La foule envahit le premier, le deuxième, et le troisième étage. Ils sont quelques milliers mais d’autres continuent d’entrer, d’affluer. Ce n’est pas le plaisir d’admirer la nouvelle architecture et la nouvelle décoration qui les guide car au lieu de déambuler dans les allées thématiques – les boutiques de vêtements, les restaurants, les boutiques de meubles, la cité des enfants – allées qui ressemblent à d’immenses coursives de paquebot, au lieu de déambuler, ils se massent devant un grand store métallique et ils crient.
Ils ne crient pas « nous sommes le peuple », en réponse à la police qui demandait aux manifestants de Leipzig de se disperser et prévenait, « nous sommes la police du peuple », ils ne crient pas « nous restons et nous demandons des réformes » comme à ceux qui, par centaines, quittaient l’Allemagne de l’Est en train pour gagner l’Allemagne de l’Ouest en passant par la Hongrie, non, ils crient, « nous voulons acheter », « nous avons de l’argent » - ils crient « ouvrez, ouvrez » et ce n’est pas devant le mur de Berlin mais devant le Media Markt qu’ils sont ainsi rassemblés. Il est minuit et le Media Markt ouvre enfin – un hypermarché de l’électronique et de l’informatique, de l’électro-ménager, une chaîne dont le plus grand magasin était, jusque-là, à Charlottenburg, mais celui-là est plus grand que le plus grand. Et puis, Charlottenburg est à l’ouest tandis que celui de l’Alexanderplatz se trouve à l’est, sur la partie orientale de la place, là où commencent les barres d’immeubles soi-disant caractéristiques de Berlin Est mais qui ne sont pas si différentes de nos cités de banlieue. L’ancien parking, le terrain où, avant, s’installaient pendant quelques semaines un marché de Noël et une fête foraine dont les couleurs magiques brillaient dans la nuit de l’hiver est devenu un immense centre commercial – 180 magasins sur plus de 28.000 mètres carrés. Victoire incontestable de la consommation, le désert commercial a été repoussé un peu plus loin encore.
Et ils se précipitent – sautent par-dessus les présentoirs pour s’emparer de téléphones mobiles, d’ordinateurs portables, de chaînes compactes ou de lecteurs de DVD qu’ils auraient trouvés la veille, ou quelques heures auparavant, qu’ils auraient trouvés dans les Media Markt dispersés à travers la ville, ou chez Saturn, de l’autre côté de la place, qu’ils trouveraient le lendemain ou les jours suivants au même endroit avec un peu moins de monde. Mais ils veulent acheter maintenant, tout de suite, cette nuit, ils veulent être les premiers – en bas, les portes se referment car il y a trop de monde, personne ne peut plus entrer tandis que certains, victimes de malaises, sont évacués en ambulance. Dehors, les gens se sentent frustrés, exclus, et la police, à l’intérieur comme à l’extérieur, utilise des porte-voix pour disperser les clients potentiels.

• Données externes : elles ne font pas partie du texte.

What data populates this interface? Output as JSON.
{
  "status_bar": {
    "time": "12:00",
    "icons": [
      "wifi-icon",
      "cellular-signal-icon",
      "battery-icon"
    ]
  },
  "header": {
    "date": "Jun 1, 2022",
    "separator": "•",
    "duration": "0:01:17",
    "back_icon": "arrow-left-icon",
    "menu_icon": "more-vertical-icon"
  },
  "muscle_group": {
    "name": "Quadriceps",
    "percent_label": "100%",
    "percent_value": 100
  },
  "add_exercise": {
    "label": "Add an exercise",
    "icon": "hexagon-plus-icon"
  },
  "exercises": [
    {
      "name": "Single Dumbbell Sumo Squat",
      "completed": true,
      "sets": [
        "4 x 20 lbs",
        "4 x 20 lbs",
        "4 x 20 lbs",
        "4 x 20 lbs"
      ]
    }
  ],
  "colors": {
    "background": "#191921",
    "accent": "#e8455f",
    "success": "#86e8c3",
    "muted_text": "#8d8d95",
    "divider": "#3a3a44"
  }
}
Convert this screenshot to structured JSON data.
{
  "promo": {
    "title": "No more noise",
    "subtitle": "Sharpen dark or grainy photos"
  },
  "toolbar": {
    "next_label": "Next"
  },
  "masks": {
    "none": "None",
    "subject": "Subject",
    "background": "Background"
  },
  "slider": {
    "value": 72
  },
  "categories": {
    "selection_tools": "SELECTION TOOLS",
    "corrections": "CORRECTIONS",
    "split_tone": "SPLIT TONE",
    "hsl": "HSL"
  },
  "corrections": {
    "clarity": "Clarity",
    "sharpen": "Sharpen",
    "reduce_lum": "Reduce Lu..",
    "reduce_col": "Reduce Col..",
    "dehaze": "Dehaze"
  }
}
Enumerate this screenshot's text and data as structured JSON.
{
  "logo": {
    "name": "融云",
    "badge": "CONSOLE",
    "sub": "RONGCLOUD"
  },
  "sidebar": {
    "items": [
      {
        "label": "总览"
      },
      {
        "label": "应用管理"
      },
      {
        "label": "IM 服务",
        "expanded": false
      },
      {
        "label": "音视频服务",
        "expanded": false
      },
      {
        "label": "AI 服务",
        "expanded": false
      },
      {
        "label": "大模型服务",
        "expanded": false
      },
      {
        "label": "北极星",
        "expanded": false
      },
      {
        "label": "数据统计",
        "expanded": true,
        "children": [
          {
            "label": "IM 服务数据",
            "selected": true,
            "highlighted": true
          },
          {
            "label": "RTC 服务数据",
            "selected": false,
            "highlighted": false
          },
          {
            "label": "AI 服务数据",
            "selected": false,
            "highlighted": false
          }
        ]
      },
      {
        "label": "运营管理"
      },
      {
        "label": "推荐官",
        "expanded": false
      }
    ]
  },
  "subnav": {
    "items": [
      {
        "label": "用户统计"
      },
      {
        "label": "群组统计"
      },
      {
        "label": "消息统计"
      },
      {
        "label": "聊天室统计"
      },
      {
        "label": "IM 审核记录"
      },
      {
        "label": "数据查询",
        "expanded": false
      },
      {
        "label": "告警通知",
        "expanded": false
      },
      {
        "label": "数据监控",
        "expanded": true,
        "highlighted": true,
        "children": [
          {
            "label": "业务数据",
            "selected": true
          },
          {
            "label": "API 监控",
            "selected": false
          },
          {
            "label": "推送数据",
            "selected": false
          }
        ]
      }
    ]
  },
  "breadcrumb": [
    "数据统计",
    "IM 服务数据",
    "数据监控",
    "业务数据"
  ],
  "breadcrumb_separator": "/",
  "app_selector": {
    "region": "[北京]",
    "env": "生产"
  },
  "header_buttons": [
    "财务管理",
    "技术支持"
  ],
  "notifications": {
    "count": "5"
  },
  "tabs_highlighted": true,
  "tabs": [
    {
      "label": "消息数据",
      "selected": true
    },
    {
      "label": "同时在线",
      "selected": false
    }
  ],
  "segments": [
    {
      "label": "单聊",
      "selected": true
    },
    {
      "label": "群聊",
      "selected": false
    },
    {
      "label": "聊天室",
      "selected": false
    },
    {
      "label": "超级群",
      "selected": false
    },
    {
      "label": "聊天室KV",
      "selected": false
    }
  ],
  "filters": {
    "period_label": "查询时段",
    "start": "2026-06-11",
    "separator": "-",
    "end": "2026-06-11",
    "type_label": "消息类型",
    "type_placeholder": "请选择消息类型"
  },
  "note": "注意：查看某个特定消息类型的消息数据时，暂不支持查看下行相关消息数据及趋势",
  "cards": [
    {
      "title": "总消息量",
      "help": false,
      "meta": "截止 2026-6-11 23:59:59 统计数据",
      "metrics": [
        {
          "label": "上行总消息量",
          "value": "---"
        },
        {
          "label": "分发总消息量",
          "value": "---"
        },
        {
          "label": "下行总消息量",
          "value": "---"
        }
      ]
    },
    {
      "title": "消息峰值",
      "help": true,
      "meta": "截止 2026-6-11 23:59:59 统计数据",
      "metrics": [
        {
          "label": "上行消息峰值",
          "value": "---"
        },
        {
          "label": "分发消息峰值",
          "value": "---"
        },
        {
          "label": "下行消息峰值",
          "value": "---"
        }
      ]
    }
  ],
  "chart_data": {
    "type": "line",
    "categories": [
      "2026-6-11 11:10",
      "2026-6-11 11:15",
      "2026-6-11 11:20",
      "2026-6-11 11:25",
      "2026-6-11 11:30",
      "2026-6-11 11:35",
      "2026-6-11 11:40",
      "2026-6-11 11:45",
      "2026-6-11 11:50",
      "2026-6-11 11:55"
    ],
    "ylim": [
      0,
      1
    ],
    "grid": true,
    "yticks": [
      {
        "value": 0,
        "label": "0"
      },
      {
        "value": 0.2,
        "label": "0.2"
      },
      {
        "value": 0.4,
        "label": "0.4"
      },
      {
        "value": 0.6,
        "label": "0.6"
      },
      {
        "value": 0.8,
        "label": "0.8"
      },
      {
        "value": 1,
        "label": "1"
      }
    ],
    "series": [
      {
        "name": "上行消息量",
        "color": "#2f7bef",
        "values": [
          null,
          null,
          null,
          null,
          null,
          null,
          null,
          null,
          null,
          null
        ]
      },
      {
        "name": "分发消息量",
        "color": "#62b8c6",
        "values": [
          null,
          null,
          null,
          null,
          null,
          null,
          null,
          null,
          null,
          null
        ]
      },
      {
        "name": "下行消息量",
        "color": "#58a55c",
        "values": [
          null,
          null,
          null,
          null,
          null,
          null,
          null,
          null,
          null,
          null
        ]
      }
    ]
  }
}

Quelques jours plus tard, il y aura autant de monde dans les rues de Rangoun pour demander la démocratie. Quelques jours plus tard, les moines sortiront des monastères, entraînant la population des villes, défiant la junte militaire. Et puis l’armée birmane tirera sur la foule comme une vingtaine d’années auparavant, l’armée chinoise tirait sur les étudiants de la place Tien Anmen - comme la police est-allemande ne tira pas à Leipzig ou Berlin.
Les automnes se suivent et ne se ressemblent pas, selon les lieux, les années – selon les pays. Et au fond, ne faudrait-il pas souhaiter que dans vingt ans, la foule en Birmanie manifeste devant les portes d’un nouveau centre commercial pour qu’elles s’ouvrent enfin ?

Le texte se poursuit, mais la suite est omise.